The recently published 2022 Microsoft Digital Defense Report revealed a sharp rise in state-sponsored cyberattacks, partially driven by Russia’s ongoing war in Ukraine. This increase marks the acceleration of an existing trend toward more frequent and brazen attacks linked to nation states.
Impact of the War in Ukraine
Attacks against critical infrastructure doubled within a year as Russia stepped up its cyber campaign against Ukraine and its allies. The Microsoft report revealed that 90% of Russian attacks targeted NATO countries, with almost half directed at IT companies.
Ukraine itself has demonstrated remarkable resilience. A central component of this success was its early decision to migrate workloads and data to the cloud in response Russia’s deployment of wiper malware and physical attacks against local data centers.
Beyond Russia, other states, including China, Iran and North Korea, have been expanding their offensive cyber operations. Microsoft reported several major attacks by Iran, including one that set off emergency rocket sirens in Israel, while cryptocurrency theft has become a primary source of revenue for the North Korean government, which stole nearly $1 billion from crypto exchanges during the first nine months of the year.
Changing Threat Landscape
The Microsoft Digital Defense Report documented key changes in the tactics of state-backed hackers. IT supply chains continue to be a target of choice for nation state actors; however, there’s been a shift toward exploiting IT service providers instead of third-party software. Compromising a trusted cloud solution or managed service provider opens a window for attackers to infiltrate downstream client networks using those providers’ delegated privileges to evade security controls.

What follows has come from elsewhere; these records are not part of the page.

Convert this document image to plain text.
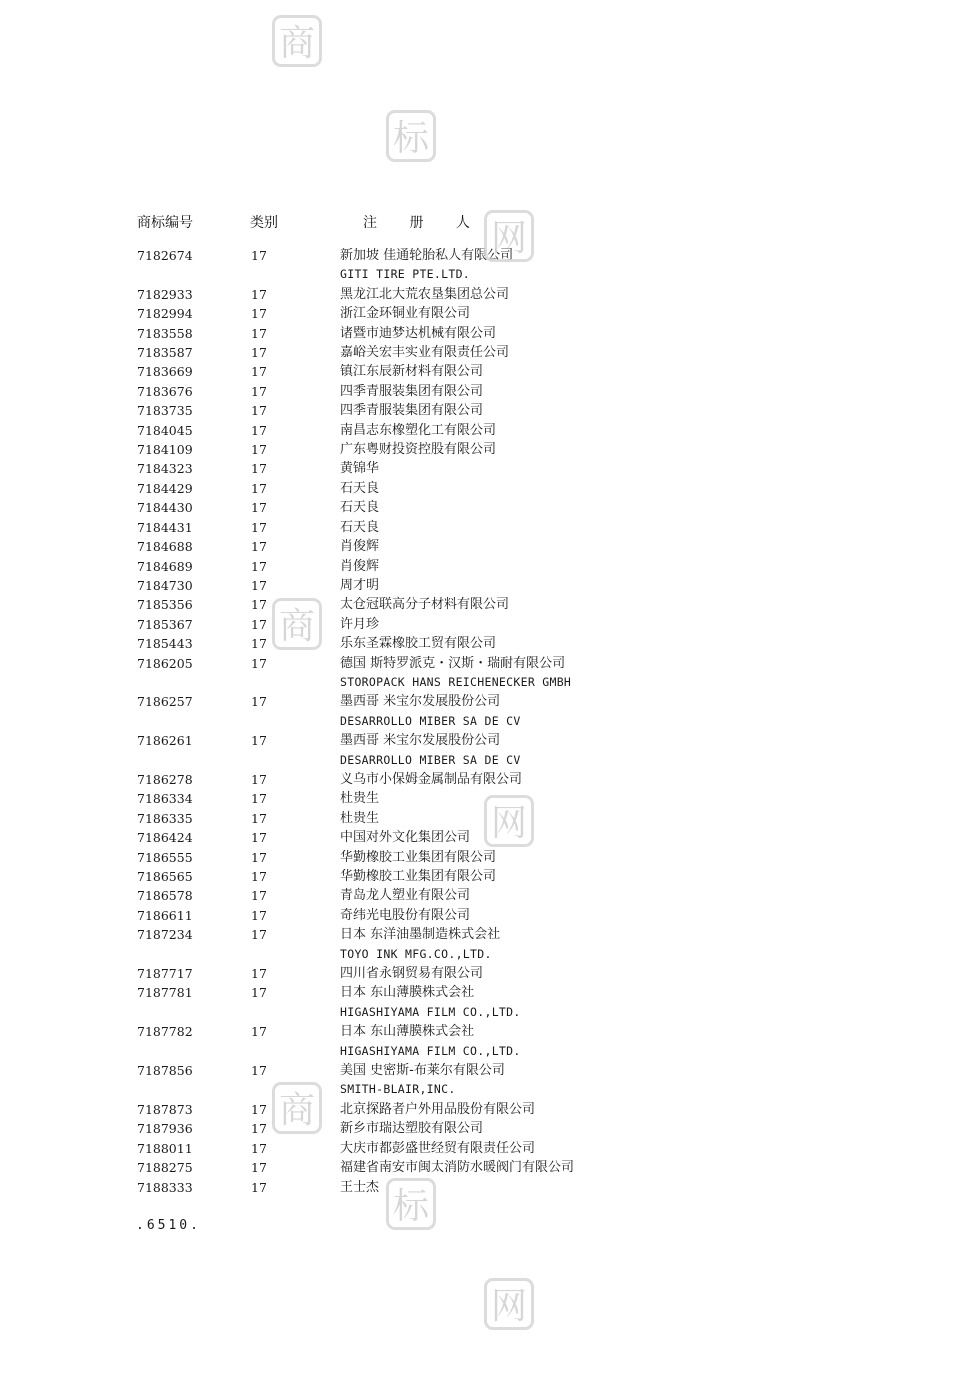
商
标
网
商
网
商
标
网
商标编号	类别	注 册 人
7182674	17	新加坡 佳通轮胎私人有限公司
GITI TIRE PTE.LTD.
7182933	17	黑龙江北大荒农垦集团总公司
7182994	17	浙江金环铜业有限公司
7183558	17	诸暨市迪梦达机械有限公司
7183587	17	嘉峪关宏丰实业有限责任公司
7183669	17	镇江东辰新材料有限公司
7183676	17	四季青服装集团有限公司
7183735	17	四季青服装集团有限公司
7184045	17	南昌志东橡塑化工有限公司
7184109	17	广东粤财投资控股有限公司
7184323	17	黄锦华
7184429	17	石天良
7184430	17	石天良
7184431	17	石天良
7184688	17	肖俊辉
7184689	17	肖俊辉
7184730	17	周才明
7185356	17	太仓冠联高分子材料有限公司
7185367	17	许月珍
7185443	17	乐东圣霖橡胶工贸有限公司
7186205	17	德国 斯特罗派克・汉斯・瑞耐有限公司
STOROPACK HANS REICHENECKER GMBH
7186257	17	墨西哥 米宝尔发展股份公司
DESARROLLO MIBER SA DE CV
7186261	17	墨西哥 米宝尔发展股份公司
DESARROLLO MIBER SA DE CV
7186278	17	义乌市小保姆金属制品有限公司
7186334	17	杜贵生
7186335	17	杜贵生
7186424	17	中国对外文化集团公司
7186555	17	华勤橡胶工业集团有限公司
7186565	17	华勤橡胶工业集团有限公司
7186578	17	青岛龙人塑业有限公司
7186611	17	奇纬光电股份有限公司
7187234	17	日本 东洋油墨制造株式会社
TOYO INK MFG.CO.,LTD.
7187717	17	四川省永钢贸易有限公司
7187781	17	日本 东山薄膜株式会社
HIGASHIYAMA FILM CO.,LTD.
7187782	17	日本 东山薄膜株式会社
HIGASHIYAMA FILM CO.,LTD.
7187856	17	美国 史密斯-布莱尔有限公司
SMITH-BLAIR,INC.
7187873	17	北京探路者户外用品股份有限公司
7187936	17	新乡市瑞达塑胶有限公司
7188011	17	大庆市都彭盛世经贸有限责任公司
7188275	17	福建省南安市闽太消防水暖阀门有限公司
7188333	17	王士杰
.6510.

Additionally, state-sponsored groups have improved their ability to find and rapidly exploit zero-day vulnerabilities. Between July 2021 and June 2022, patches were released for 41 zero-day vulnerabilities. Attackers associated with China have proven particularly adept at discovering zero-day exploits since the country passed a new vulnerability reporting requirement in 2021. This new regulation, the first of its kind, requires all newly identified vulnerabilities to be reported to the Chinese government before they can be disclosed to the product or service owner. In October, CISA issued an alert on the top vulnerabilities actively exploited by China-backed hackers.
Basic Cyber Hygiene
While sophisticated state-directed cyberattacks can be difficult to defend against, many state-sponsored actors rely on simple, low-cost tactics, such as spear-phishing emails. According to Microsoft, implementing basic cyber hygiene, such as multi-factor authentication, privileged access management and employee training, is sufficient to protect against 98% of attacks.